A Heretic and an Ignoramus

Some interesting quotations from Jakob Burckhardt in G.W. Bowersock, "Burckhardt on Late Antiquity from the Constantin to the Griechische Kulturgeschichte," in A. Cesana and L. Gossman, edd., Begegnungen mit Jakob Burckhardt (Basel: Schwabe/Beck, 2004), pp. 215-228, rpt. in Bowersock's From Gibbon to Auden: Essays on the Classical Tradition (Oxford: Oxford University Press, 2009), pp. 109-122:

p. 110 (on his reluctance to publish Griechische Kulturgeschichte):
No sir, such a poor outsider, who doesn't belong to the professional guild, may not venture anything of the sort; I'm a heretic and an ignoramus and, with my questionable opinions, would be viciously torn apart by the Viri eruditissimi [learned men]. Ah yes, believe me, I know these people.

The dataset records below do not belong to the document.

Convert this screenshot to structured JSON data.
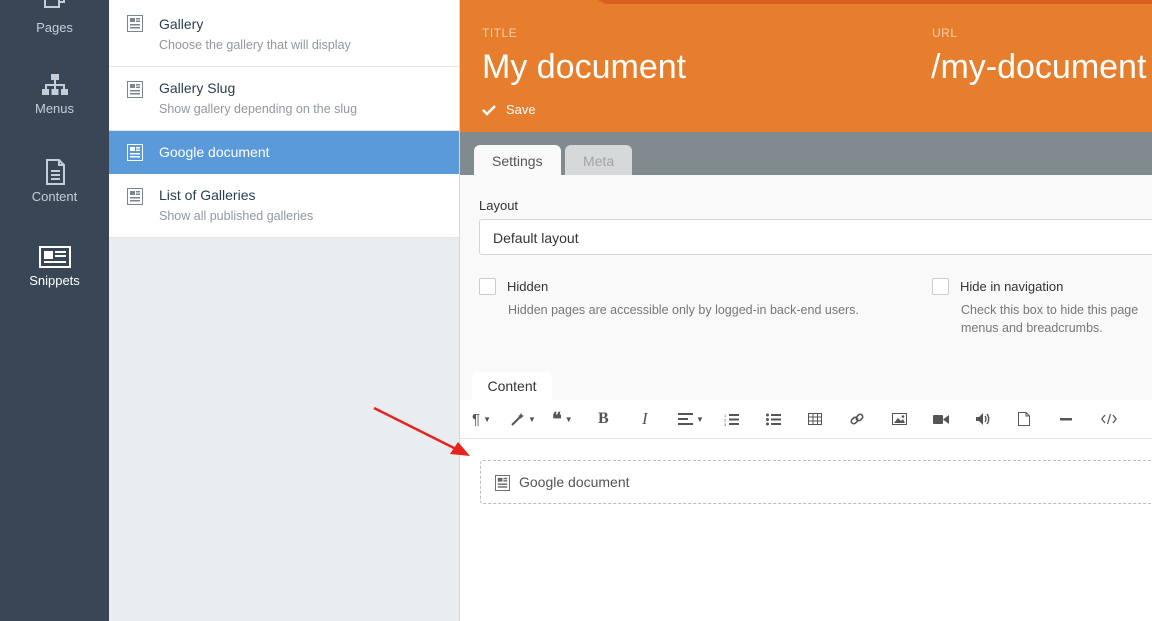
{
  "nav": {
    "items": [
      {
        "label": "Pages",
        "icon": "pages-icon"
      },
      {
        "label": "Menus",
        "icon": "menus-icon"
      },
      {
        "label": "Content",
        "icon": "content-icon"
      },
      {
        "label": "Snippets",
        "icon": "snippets-icon",
        "active": true
      }
    ]
  },
  "snippets": {
    "items": [
      {
        "title": "Gallery",
        "desc": "Choose the gallery that will display"
      },
      {
        "title": "Gallery Slug",
        "desc": "Show gallery depending on the slug"
      },
      {
        "title": "Google document",
        "desc": "",
        "active": true
      },
      {
        "title": "List of Galleries",
        "desc": "Show all published galleries"
      }
    ]
  },
  "header": {
    "title_label": "TITLE",
    "title_value": "My document",
    "url_label": "URL",
    "url_value": "/my-document",
    "save_label": "Save",
    "accent_color": "#e67e2e"
  },
  "tabs": {
    "settings": "Settings",
    "meta": "Meta"
  },
  "form": {
    "layout_label": "Layout",
    "layout_value": "Default layout",
    "hidden_label": "Hidden",
    "hidden_help": "Hidden pages are accessible only by logged-in back-end users.",
    "hide_nav_label": "Hide in navigation",
    "hide_nav_help_1": "Check this box to hide this page",
    "hide_nav_help_2": "menus and breadcrumbs."
  },
  "content": {
    "tab_label": "Content",
    "toolbar": [
      "paragraph-format",
      "magic-style",
      "quote",
      "bold",
      "italic",
      "align",
      "ordered-list",
      "unordered-list",
      "table",
      "link",
      "image",
      "video",
      "audio",
      "file",
      "horizontal-rule",
      "code-view"
    ],
    "snippet_block_label": "Google document"
  },
  "annotation": {
    "color": "#e8231f"
  }
}
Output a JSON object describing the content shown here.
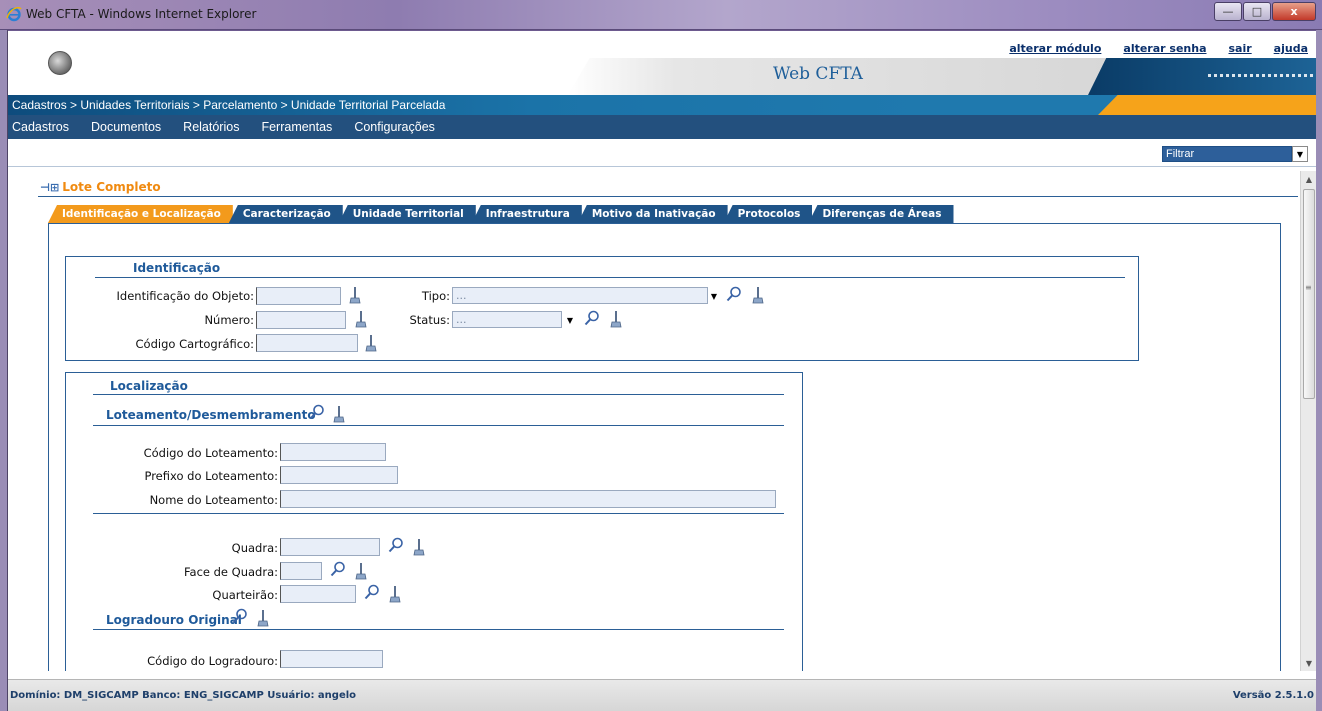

The source of this quotation seems to be Heinrich Gelzer, "Jakob Burckhardt," in Ausgewählte kleine Schriften (Leipzig: B.G. Teubner, 1907), p. 197 (without indication of date):
Nein, mein Herr, solch ein armer Fremdling, der ausserhalb des Zunftkreises steht, darf so etwas nicht wagen; ich bin ein Ketzer und ein Ignorant und würde mit einem Ansichten von den Viri eruditissimi arg zerzaust werden. Ja! ja! glauben Sie mir. Je connais ces gens.
Bowersock, p. 112 (from Weltgeschichtliche Betrachtungen):
Huge activity—collecting and constructing—in the study of classical antiquity. A beginner discovers, on every imaginable topic, large learned works already available—handbooks, or at least dissertations and monographs—thesauruses, collections of this and that. Doubts if one can do anything new. In fact independent works seem largely pointless in comparison with the handbooks (on the state, law, religion, morality, law, art, etc.). Everything has long since been excerpted from every side.